Jual Rumah Hingga Tagih Utang, Setnov Akui Kesulitan Bayar Uang Pengganti e-KTP

Kalau sekarang teman-teman yang saya tagih, ada juga beberapa saya tagih aset mengalami kesulitan. Tentu lagi, coba teman-teman lagi susah diharapkan juga mengembalikan hal-hal

Aisyah Isyana - 18/09/2018 22:22

Beritacenter.COM - Guna mencicil pembayaran uang pengganti USD 7,3 juta, koruptor e-KTP Setya Novanto disebut KPK siap menjual aset berupa rumah di kawasan Cipete. Tak hanya itu, Setnov sendiri mengaku tengah menagih utang ke beberapa pihak.

"Kita lagi susah nih, nagih sana, nagih sini," ujar Novanto usai bersaksi sidang perkara proyek e-KTP di Pengadilan Tipikor Jakarta, Jalan Bungur Besar Raya, Jakarta Pusat, Selasa (18/9/2018).

Baca juga :

Novanto sendiri diketahui telah mencicil uang pengganti yang mencapai total USD 7,3 juta. Dia sempat menitiplam uang Rp5 miliar ke KPK, mencicil USD 100 ribu, dan ditambah dengan penyitaan KPK terhadap rekeningnya senilai Rp1.116.624.197. Meski begitu, jumlah itu masih belum cukup untuk melunasi hukuman uang pengganti.

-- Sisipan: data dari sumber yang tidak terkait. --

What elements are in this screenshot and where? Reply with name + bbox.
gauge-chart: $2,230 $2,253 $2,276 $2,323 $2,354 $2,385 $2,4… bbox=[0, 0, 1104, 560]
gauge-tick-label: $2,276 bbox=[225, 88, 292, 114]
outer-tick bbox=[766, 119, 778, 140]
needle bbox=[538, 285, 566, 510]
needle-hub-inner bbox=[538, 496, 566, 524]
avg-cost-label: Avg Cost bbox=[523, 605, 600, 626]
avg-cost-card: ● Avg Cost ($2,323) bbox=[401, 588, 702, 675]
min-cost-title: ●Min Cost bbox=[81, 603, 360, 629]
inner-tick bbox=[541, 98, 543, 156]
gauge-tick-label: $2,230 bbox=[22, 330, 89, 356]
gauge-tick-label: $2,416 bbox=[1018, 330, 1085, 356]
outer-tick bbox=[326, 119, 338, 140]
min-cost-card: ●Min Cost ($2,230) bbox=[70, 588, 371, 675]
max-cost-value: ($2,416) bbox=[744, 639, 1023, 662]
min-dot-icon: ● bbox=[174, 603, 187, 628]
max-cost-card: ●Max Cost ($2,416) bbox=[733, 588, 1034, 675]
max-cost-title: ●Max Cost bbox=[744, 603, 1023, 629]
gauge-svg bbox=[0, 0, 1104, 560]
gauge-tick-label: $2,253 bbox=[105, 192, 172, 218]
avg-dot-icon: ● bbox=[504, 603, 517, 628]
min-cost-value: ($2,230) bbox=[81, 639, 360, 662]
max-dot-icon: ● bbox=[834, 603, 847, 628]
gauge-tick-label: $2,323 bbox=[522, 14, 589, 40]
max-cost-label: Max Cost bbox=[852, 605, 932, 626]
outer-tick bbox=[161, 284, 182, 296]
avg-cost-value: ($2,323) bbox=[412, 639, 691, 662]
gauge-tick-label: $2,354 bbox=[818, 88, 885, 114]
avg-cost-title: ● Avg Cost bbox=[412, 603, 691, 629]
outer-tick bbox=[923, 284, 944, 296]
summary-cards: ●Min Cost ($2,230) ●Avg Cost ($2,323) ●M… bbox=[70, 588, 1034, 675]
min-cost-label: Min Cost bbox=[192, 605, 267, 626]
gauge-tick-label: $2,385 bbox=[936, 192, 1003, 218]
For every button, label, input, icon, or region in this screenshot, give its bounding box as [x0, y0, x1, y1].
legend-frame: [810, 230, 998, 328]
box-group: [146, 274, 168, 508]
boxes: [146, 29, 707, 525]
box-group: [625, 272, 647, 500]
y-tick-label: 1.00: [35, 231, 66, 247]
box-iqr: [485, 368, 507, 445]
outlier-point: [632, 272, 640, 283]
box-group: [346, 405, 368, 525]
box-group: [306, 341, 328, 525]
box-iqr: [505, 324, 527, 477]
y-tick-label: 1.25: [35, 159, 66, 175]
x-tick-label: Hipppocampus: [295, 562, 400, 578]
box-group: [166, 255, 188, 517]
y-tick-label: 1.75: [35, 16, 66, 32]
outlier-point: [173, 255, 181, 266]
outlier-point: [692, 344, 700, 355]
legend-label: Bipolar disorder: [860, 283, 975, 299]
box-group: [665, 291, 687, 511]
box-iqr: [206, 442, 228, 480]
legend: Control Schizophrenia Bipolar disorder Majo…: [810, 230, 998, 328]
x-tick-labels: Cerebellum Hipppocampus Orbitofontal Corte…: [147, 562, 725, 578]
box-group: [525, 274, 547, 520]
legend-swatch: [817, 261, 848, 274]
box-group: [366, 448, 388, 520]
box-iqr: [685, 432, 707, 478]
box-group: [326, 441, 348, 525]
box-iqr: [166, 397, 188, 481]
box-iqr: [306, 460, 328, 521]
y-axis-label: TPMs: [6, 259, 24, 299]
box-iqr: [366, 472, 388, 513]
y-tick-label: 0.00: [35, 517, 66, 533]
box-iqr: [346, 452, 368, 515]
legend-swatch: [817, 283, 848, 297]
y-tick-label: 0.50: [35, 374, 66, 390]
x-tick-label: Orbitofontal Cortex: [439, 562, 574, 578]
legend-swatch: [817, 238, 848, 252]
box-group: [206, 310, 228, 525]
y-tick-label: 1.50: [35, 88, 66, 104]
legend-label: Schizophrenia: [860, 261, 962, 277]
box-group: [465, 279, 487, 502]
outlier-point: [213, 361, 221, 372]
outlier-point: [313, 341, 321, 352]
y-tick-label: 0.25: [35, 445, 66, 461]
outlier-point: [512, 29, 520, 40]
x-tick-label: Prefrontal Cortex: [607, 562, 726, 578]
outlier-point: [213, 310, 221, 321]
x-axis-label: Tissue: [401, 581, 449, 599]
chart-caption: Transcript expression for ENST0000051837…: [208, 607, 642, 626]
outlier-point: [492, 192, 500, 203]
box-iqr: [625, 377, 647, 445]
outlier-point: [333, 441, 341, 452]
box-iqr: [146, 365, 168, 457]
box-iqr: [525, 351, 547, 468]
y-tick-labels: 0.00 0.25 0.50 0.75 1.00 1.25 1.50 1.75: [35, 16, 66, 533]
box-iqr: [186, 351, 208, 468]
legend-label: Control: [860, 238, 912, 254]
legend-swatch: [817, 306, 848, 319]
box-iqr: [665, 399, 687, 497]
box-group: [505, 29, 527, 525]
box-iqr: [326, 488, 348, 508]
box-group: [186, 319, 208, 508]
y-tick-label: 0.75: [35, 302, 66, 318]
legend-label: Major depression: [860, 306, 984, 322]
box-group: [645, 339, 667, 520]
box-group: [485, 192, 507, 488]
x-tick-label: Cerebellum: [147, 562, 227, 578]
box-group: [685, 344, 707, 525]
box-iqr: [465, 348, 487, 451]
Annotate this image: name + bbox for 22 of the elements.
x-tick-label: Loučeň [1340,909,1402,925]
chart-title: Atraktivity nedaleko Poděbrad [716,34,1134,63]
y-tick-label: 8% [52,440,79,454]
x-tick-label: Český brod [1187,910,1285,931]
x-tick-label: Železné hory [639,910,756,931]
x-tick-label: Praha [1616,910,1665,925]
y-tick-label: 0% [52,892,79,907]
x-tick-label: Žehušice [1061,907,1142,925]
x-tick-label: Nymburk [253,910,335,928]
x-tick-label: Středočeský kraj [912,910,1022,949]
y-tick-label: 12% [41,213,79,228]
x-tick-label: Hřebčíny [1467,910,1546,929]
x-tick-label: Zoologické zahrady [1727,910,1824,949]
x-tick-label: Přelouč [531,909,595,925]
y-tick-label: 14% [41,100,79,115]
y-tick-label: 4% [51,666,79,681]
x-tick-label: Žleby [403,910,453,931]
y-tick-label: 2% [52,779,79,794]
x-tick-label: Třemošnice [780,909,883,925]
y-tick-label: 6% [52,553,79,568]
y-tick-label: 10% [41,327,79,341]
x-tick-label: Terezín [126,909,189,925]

Setnov diketahui divonis 15 tahun penjara dan denda Rp500 juta subsider 6 bulan kurungan, untuk pidana pokoknya. Namun, untul pidana denda Rp500 juta sudah dilunasi oleh Setnov. Manta Ketua DPR ini mengaku mengalami kesulitan melunasi uang pengganti lantaran sudah tak memiliki jabatan apapun.

"Kalau sekarang teman-teman yang saya tagih, ada juga beberapa saya tagih aset mengalami kesulitan. Tentu lagi, coba teman-teman lagi susah diharapkan juga mengembalikan hal-hal," imbuh Novanto pagi hari ini.